Eagle Scouts recognized at Court of Honor

By Wally Robinson - ReminderNews
Manchester - posted Thu., Jun. 30, 2011
David Stansberry has his Eagle Scout rank insignia pinned on by his brother, Donald. Photos by Wally Robinson.
David Stansberry has his Eagle Scout rank insignia pinned on by his brother, Donald. Photos by Wally Robinson.

Earning his Eagle Scout rank was a lifelong dream come true for David Stansberry, age 57, a MARC client and resident of a supported living facility who has battled his way through developmental disabilities and MS to reach Scouting’s highest achievement. Stansberry was honored along with Nicholas James Reilly at Boy Scout Troop 123’s Eagle Scout Court of Honor on June 17.

Stansberry began his long sojourn in Scouting in 1969 and, as he put it, “I just kept going.” A normally sociable and loquacious man, he struggled mightily with his emotions throughout the evening, alternating between smiles and tears as friends and admirers offered a steady stream of praise and congratulations.

The Court of Honor began with the traditional Flag Ceremony and the troop’s rededication to the Scout Oath and Scout Law. Speakers at the event included state Sen. Steve Cassano (D-4th District) and Manchester Mayor Louis Spadaccini.

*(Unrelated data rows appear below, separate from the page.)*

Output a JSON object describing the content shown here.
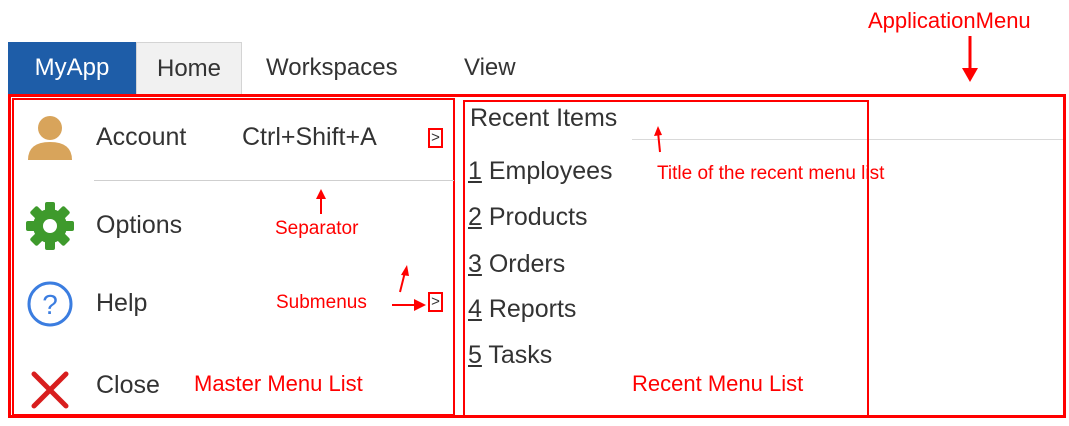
{
  "tabs": {
    "app": "MyApp",
    "home": "Home",
    "workspaces": "Workspaces",
    "view": "View"
  },
  "master_menu": {
    "account": {
      "label": "Account",
      "shortcut": "Ctrl+Shift+A",
      "submenu_arrow": ">"
    },
    "options": {
      "label": "Options"
    },
    "help": {
      "label": "Help",
      "submenu_arrow": ">"
    },
    "close": {
      "label": "Close"
    }
  },
  "recent": {
    "title": "Recent Items",
    "items": [
      {
        "num": "1",
        "label": " Employees"
      },
      {
        "num": "2",
        "label": " Products"
      },
      {
        "num": "3",
        "label": " Orders"
      },
      {
        "num": "4",
        "label": " Reports"
      },
      {
        "num": "5",
        "label": " Tasks"
      }
    ]
  },
  "annotations": {
    "application_menu": "ApplicationMenu",
    "recent_title_note": "Title of the recent menu list",
    "separator": "Separator",
    "submenus": "Submenus",
    "master_list": "Master Menu List",
    "recent_list": "Recent Menu List"
  },
  "colors": {
    "accent": "#1e5da8",
    "annotation": "#ff0000",
    "options_icon": "#3e9a2c",
    "help_icon": "#3b7de0",
    "close_icon": "#d81e1e",
    "account_icon": "#d8a45b"
  }
}
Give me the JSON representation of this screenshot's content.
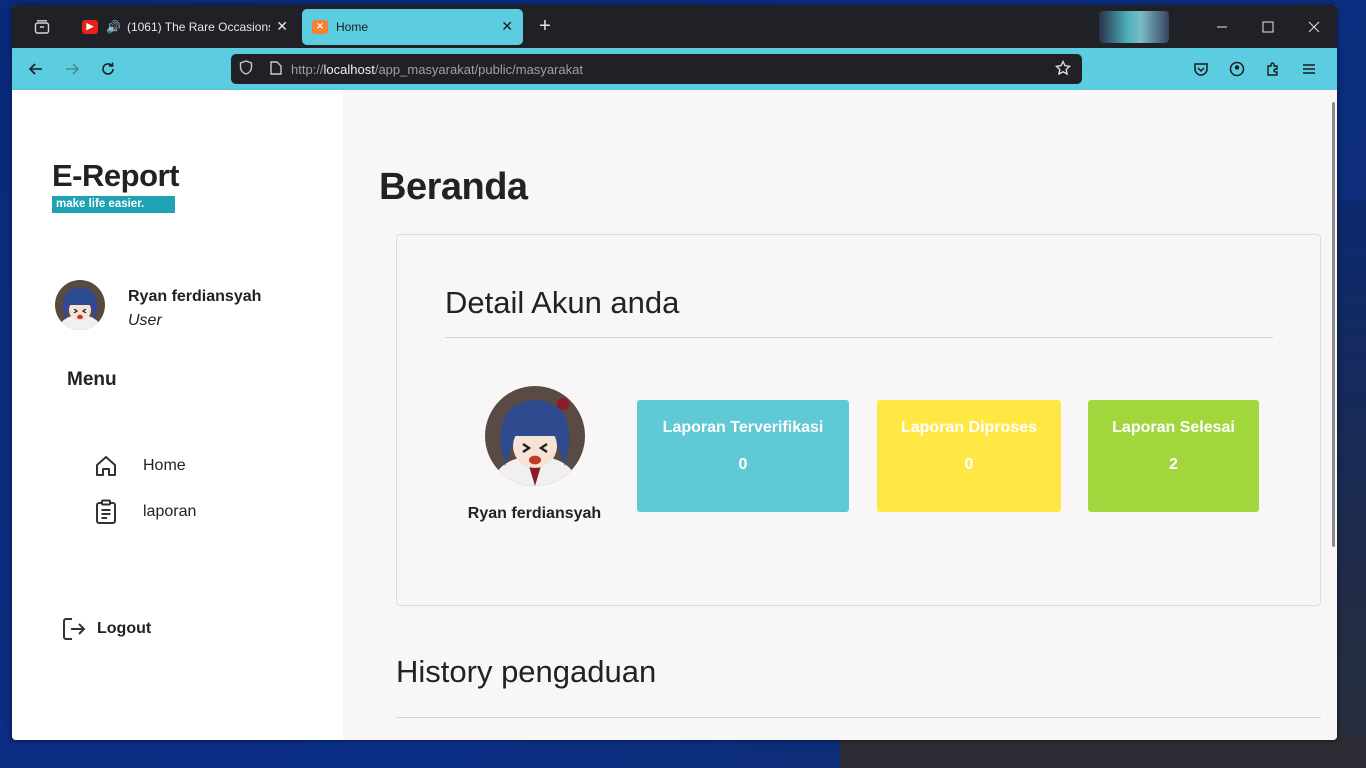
{
  "browser": {
    "tabs": [
      {
        "label": "(1061) The Rare Occasions |",
        "icon": "youtube-icon",
        "audio": true,
        "active": false
      },
      {
        "label": "Home",
        "icon": "xampp-icon",
        "active": true
      }
    ],
    "url": {
      "scheme": "http://",
      "host": "localhost",
      "path": "/app_masyarakat/public/masyarakat"
    },
    "accent_color": "#5ccde0"
  },
  "sidebar": {
    "brand": "E-Report",
    "tagline": "make life easier.",
    "user": {
      "name": "Ryan ferdiansyah",
      "role": "User"
    },
    "menu_title": "Menu",
    "menu_items": [
      {
        "label": "Home",
        "icon": "home-icon"
      },
      {
        "label": "laporan",
        "icon": "clipboard-icon"
      }
    ],
    "logout_label": "Logout"
  },
  "main": {
    "page_title": "Beranda",
    "account_card": {
      "title": "Detail Akun anda",
      "profile_name": "Ryan ferdiansyah",
      "stats": [
        {
          "label": "Laporan Terverifikasi",
          "value": "0",
          "color": "#5fcad6"
        },
        {
          "label": "Laporan Diproses",
          "value": "0",
          "color": "#ffe844"
        },
        {
          "label": "Laporan Selesai",
          "value": "2",
          "color": "#a1d63c"
        }
      ]
    },
    "history_title": "History pengaduan"
  }
}
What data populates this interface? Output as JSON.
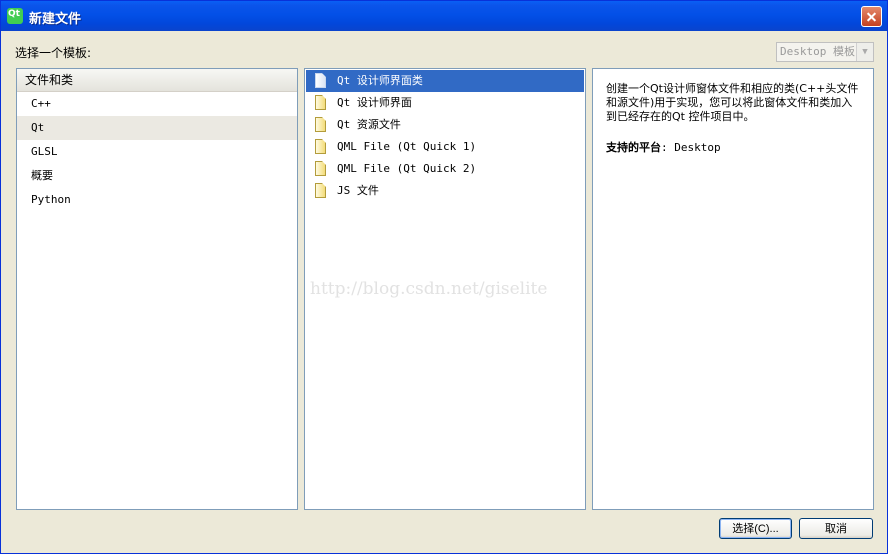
{
  "window": {
    "title": "新建文件"
  },
  "choose_template_label": "选择一个模板:",
  "template_filter": {
    "selected": "Desktop 模板"
  },
  "categories": {
    "header": "文件和类",
    "items": [
      {
        "label": "C++",
        "selected": false
      },
      {
        "label": "Qt",
        "selected": true
      },
      {
        "label": "GLSL",
        "selected": false
      },
      {
        "label": "概要",
        "selected": false
      },
      {
        "label": "Python",
        "selected": false
      }
    ]
  },
  "templates": {
    "items": [
      {
        "label": "Qt 设计师界面类",
        "selected": true
      },
      {
        "label": "Qt 设计师界面",
        "selected": false
      },
      {
        "label": "Qt 资源文件",
        "selected": false
      },
      {
        "label": "QML File (Qt Quick 1)",
        "selected": false
      },
      {
        "label": "QML File (Qt Quick 2)",
        "selected": false
      },
      {
        "label": "JS 文件",
        "selected": false
      }
    ]
  },
  "description": {
    "text": "创建一个Qt设计师窗体文件和相应的类(C++头文件和源文件)用于实现，您可以将此窗体文件和类加入到已经存在的Qt 控件项目中。",
    "platform_label": "支持的平台",
    "platform_value": ": Desktop"
  },
  "watermark": "http://blog.csdn.net/giselite",
  "buttons": {
    "select": "选择(C)...",
    "cancel": "取消"
  },
  "colors": {
    "selection": "#316ac5",
    "title_bar": "#0350e7",
    "panel_border": "#7f9db9"
  }
}
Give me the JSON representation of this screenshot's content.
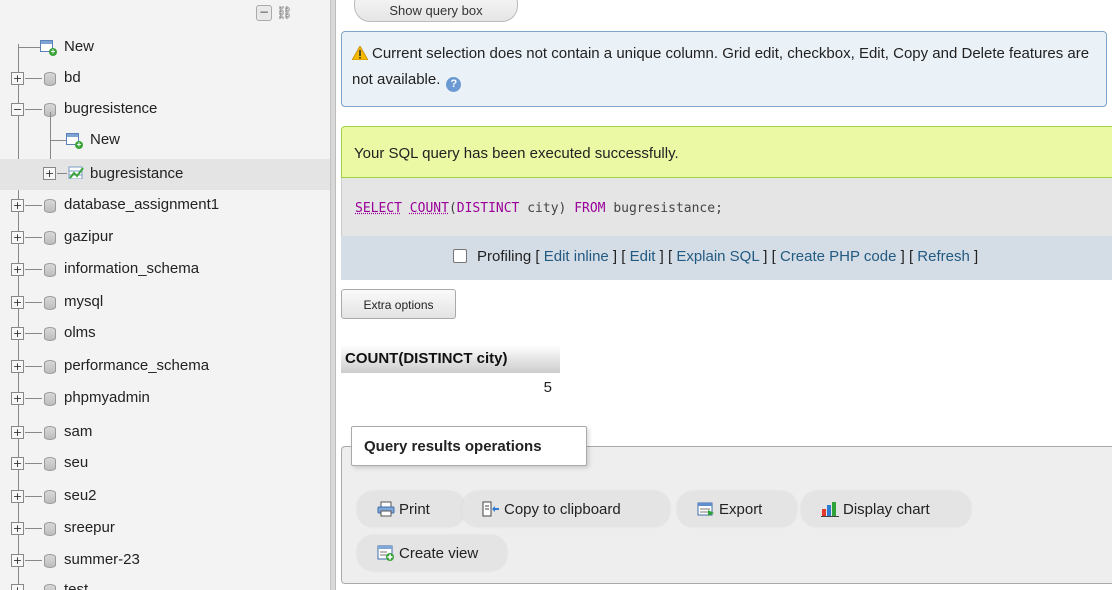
{
  "sidebar": {
    "items": [
      {
        "label": "New",
        "type": "new",
        "level": 0
      },
      {
        "label": "bd",
        "type": "db",
        "level": 0
      },
      {
        "label": "bugresistence",
        "type": "db-open",
        "level": 0
      },
      {
        "label": "New",
        "type": "new",
        "level": 1
      },
      {
        "label": "bugresistance",
        "type": "table",
        "level": 1
      },
      {
        "label": "database_assignment1",
        "type": "db",
        "level": 0
      },
      {
        "label": "gazipur",
        "type": "db",
        "level": 0
      },
      {
        "label": "information_schema",
        "type": "db",
        "level": 0
      },
      {
        "label": "mysql",
        "type": "db",
        "level": 0
      },
      {
        "label": "olms",
        "type": "db",
        "level": 0
      },
      {
        "label": "performance_schema",
        "type": "db",
        "level": 0
      },
      {
        "label": "phpmyadmin",
        "type": "db",
        "level": 0
      },
      {
        "label": "sam",
        "type": "db",
        "level": 0
      },
      {
        "label": "seu",
        "type": "db",
        "level": 0
      },
      {
        "label": "seu2",
        "type": "db",
        "level": 0
      },
      {
        "label": "sreepur",
        "type": "db",
        "level": 0
      },
      {
        "label": "summer-23",
        "type": "db",
        "level": 0
      },
      {
        "label": "test",
        "type": "db",
        "level": 0
      }
    ]
  },
  "top": {
    "show_query_box_label": "Show query box"
  },
  "notice": {
    "text": "Current selection does not contain a unique column. Grid edit, checkbox, Edit, Copy and Delete features are not available."
  },
  "success": {
    "text": "Your SQL query has been executed successfully."
  },
  "sql": {
    "select": "SELECT",
    "count": "COUNT",
    "distinct": "DISTINCT",
    "column": "city",
    "from": "FROM",
    "table": "bugresistance",
    "query_text": "SELECT COUNT(DISTINCT city) FROM bugresistance;"
  },
  "sql_actions": {
    "profiling": "Profiling",
    "edit_inline": "Edit inline",
    "edit": "Edit",
    "explain_sql": "Explain SQL",
    "create_php_code": "Create PHP code",
    "refresh": "Refresh"
  },
  "extra_options_label": "Extra options",
  "result": {
    "header": "COUNT(DISTINCT city)",
    "value": "5"
  },
  "operations": {
    "legend": "Query results operations",
    "print": "Print",
    "copy_to_clipboard": "Copy to clipboard",
    "export": "Export",
    "display_chart": "Display chart",
    "create_view": "Create view"
  },
  "colors": {
    "sidebar_bg": "#f3f3f3",
    "notice_bg": "#eaf1f7",
    "success_bg": "#ebf8a4",
    "link": "#235a81",
    "sql_keyword": "#990099"
  }
}
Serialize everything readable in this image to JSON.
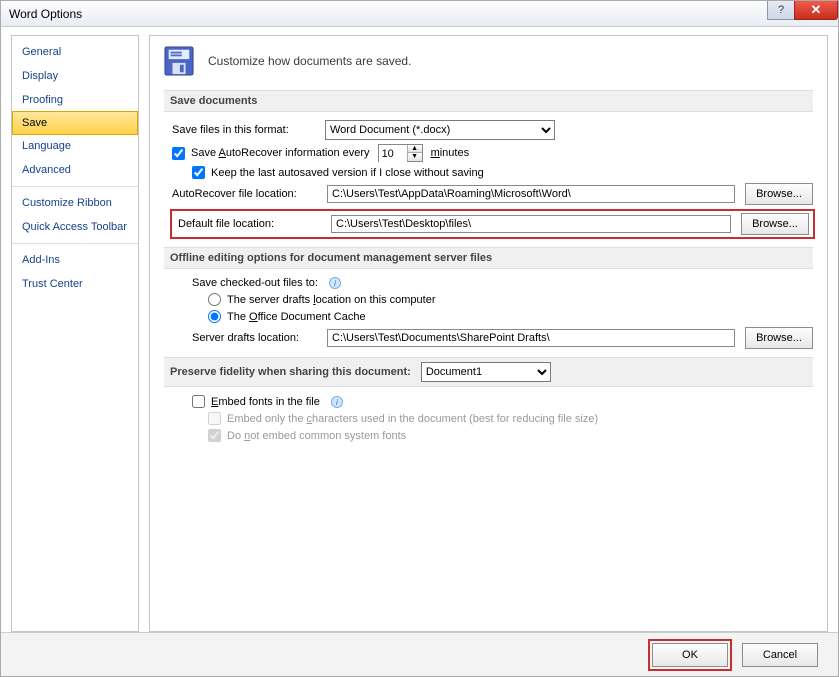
{
  "window": {
    "title": "Word Options"
  },
  "sidebar": {
    "items": [
      {
        "label": "General"
      },
      {
        "label": "Display"
      },
      {
        "label": "Proofing"
      },
      {
        "label": "Save",
        "selected": true
      },
      {
        "label": "Language"
      },
      {
        "label": "Advanced"
      },
      {
        "sep": true
      },
      {
        "label": "Customize Ribbon"
      },
      {
        "label": "Quick Access Toolbar"
      },
      {
        "sep": true
      },
      {
        "label": "Add-Ins"
      },
      {
        "label": "Trust Center"
      }
    ]
  },
  "header": {
    "text": "Customize how documents are saved."
  },
  "save_docs": {
    "section": "Save documents",
    "format_label": "Save files in this format:",
    "format_value": "Word Document (*.docx)",
    "autorecover_label_prefix": "Save ",
    "autorecover_label_u": "A",
    "autorecover_label_suffix": "utoRecover information every",
    "autorecover_minutes": "10",
    "minutes_label": "minutes",
    "minutes_u": "m",
    "keep_last_label": "Keep the last autosaved version if I close without saving",
    "ar_loc_label": "AutoRecover file location:",
    "ar_loc_value": "C:\\Users\\Test\\AppData\\Roaming\\Microsoft\\Word\\",
    "browse_label": "Browse...",
    "def_loc_label": "Default file location:",
    "def_loc_value": "C:\\Users\\Test\\Desktop\\files\\"
  },
  "offline": {
    "section": "Offline editing options for document management server files",
    "checked_out_label": "Save checked-out files to:",
    "radio1_prefix": "The server drafts ",
    "radio1_u": "l",
    "radio1_suffix": "ocation on this computer",
    "radio2_prefix": "The ",
    "radio2_u": "O",
    "radio2_suffix": "ffice Document Cache",
    "server_drafts_label": "Server drafts location:",
    "server_drafts_value": "C:\\Users\\Test\\Documents\\SharePoint Drafts\\",
    "browse_label": "Browse..."
  },
  "fidelity": {
    "section": "Preserve fidelity when sharing this document:",
    "doc_value": "Document1",
    "embed_u": "E",
    "embed_label": "mbed fonts in the file",
    "only_chars_prefix": "Embed only the ",
    "only_chars_u": "c",
    "only_chars_suffix": "haracters used in the document (best for reducing file size)",
    "no_common_prefix": "Do ",
    "no_common_u": "n",
    "no_common_suffix": "ot embed common system fonts"
  },
  "footer": {
    "ok": "OK",
    "cancel": "Cancel"
  }
}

“This evening is about finishing, and how important it is to finish,” said Cassano. “I attained the rank of Life Scout and I have always regretted not having achieved the rank of Eagle Scout. I hope to see all the Scouts in this room at this podium one day… finishing.” He then read out a citation from the General Assembly, honoring Stansberry and Reilly.

“You are a role model and an inspiration,” Spadaccini told Stansberry. He offered a proclamation from the city for the occasion.

It took Stansberry 20 years to complete the work necessary to rise from Life to Eagle Scout. His Eagle Project involved the building of bluebird houses and installing them at Risley Reservoir, Saulter’s Pond, Buckland Pond and MARC headquarters. Reilly’s project involved building a bridge to a small island in the Hockanum River, improving the path along the river and installing a bench from which to fish or simply enjoy the river views.

“To truly appreciate what David has achieved, it must be noted that just 2 percent of all who enter Scouting become Eagle Scouts,” said Scoutmaster Larry Cedrone. Over the years, Troop 123 has turned out no fewer that 65 Eagle Scouts.